VMware-Tools für Linux installieren

    Die VMware-Module unter LinuxAnders als für Windows-Gäste gibt es die VMware-Tools für Linux nicht als einfaches Setup-Programm. Für erfahrene Linux-Benutzer ist die Installation des tar.gz-Archives eine gewohnte Prozedur, sie enthält jedoch einige Besonderheiten, weil dabei Kernel-Module installiert werden, also Treiber. Diese sind etwa für die bei den Shared Folders verwendete Dateisystem HGFS vonnöten, für den VMware-Grafiktreiber und für den Netzwerktreiber.

    In einigen Fällen, etwa bei Verwendung eines Standard-Kernels, stellt dies keinen besonderen Aufwand dar. Oft jedoch sind angepasste Kernel der Distributoren im Einsatz, etwa weil Sicherheitslücken behoben werden mussten. In diesem Fall müssen die Module erst für die Kernel-Version compiliert werden. Dies muss man gegebenenfalls wiederholen, etwa wenn im Rahmen eines Updates ein neuer Kernel auf das virtuelle System kommt. Versäumt man es, merkt man es spätestens daran, dass man weder Netzwerk noch Shared Folders zur Verfügung hat.

    VMware-Tools für Linux installieren

    Da in den meisten Fällen Kernel-Module gebaut werden müssen, gehören auf den Linux-Gast neben den üblichen Basis-GNU-Tools der C-Compiler gcc und die Kernel-Header.

    Wie für Windows-Systeme auch stößt man die Installation der VMware-Tools über das Menü unter „VM“ beziehungsweise „Virtual Machine“ an, sowohl im VMware Player als auch in der VMware Workstation. Die Host-Anwendung erkennt, ob eine veraltete oder aktuelle Version der VMware Tools oder bis jetzt keine installiert sind, und passt die konkrete Beschriftung des Menüpunktes jeweils entsprechend an.

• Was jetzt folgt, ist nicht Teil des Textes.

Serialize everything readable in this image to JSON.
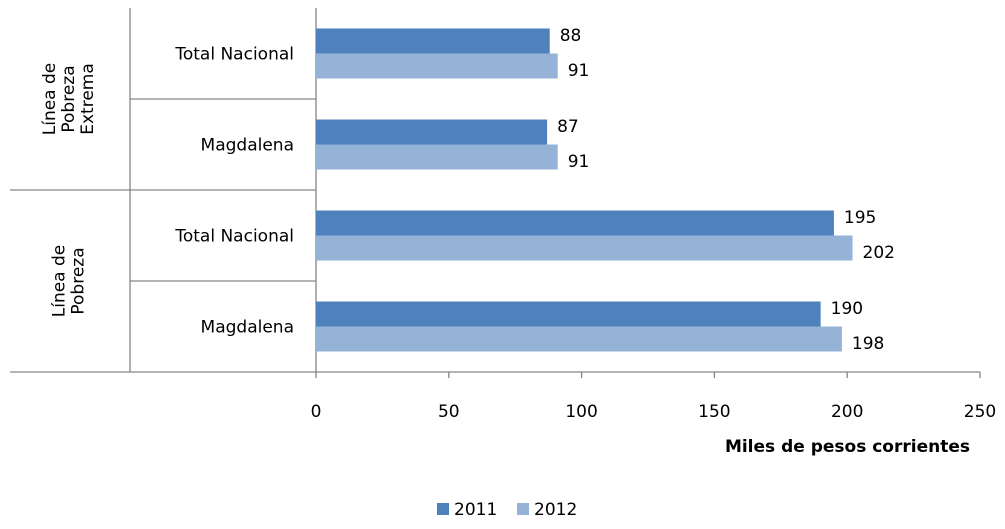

    Im ersten der angebundenen optischen Laufwerke wird daraufhin das Image der entsprechenden Betriebssystem-Version der VMware Tools eingebunden. Es handelt sich dabei um ein gepacktes TAR-Archiv. Man wechselt es in einem Terminal-Fenster per cd-Befehl in ein temporäres Verzeichnis und packt es mittels des Befehls

    tar xzf /media/cdrom/VMwareTools-x.x.x-xxxxxx.tar.gz
    

    aus. Nun wechselt man, wiederum per cd-Befehl, ins Verzeichnis vmware-tools-distrib und startet die Installation mit

    sudo ./vmware-install.pl
    

    Nach Eingabe des Passwortes laufen daraufhin die Installation der Tools, die Prüfung der Module gegen den aktuellen Kernel und gegebenenfalls der Neubau der Module automatisch ab. Die dabei gestellten Zwischenfragen kann man in aller Regel mit dem Druck auf die Eingabetaste bejahen. Sind die Module und die VMware-Tools installiert, erkennt dies die Host-Anwendung und wirft den virtuellen Datenträger automatisch aus. Das Verzeichnis vmware-tools-distrib muss man am Ende manuell löschen.

    Nach Kernel-Update: Installation wiederholen

    Nach einem Kernel-Update muss die obige Prozedur jeweils wiederholt werden. Die Host-Anwendung erkennt weiterhin die installierten Tools, aber nicht automatisch, dass die Module nicht mehr zum Kernel passen und weist deshalb auf diesen Umstand nicht hin. Aus Sicht vom VMware Workstation oder VMware Player findet deshalb eine Reinstallation statt.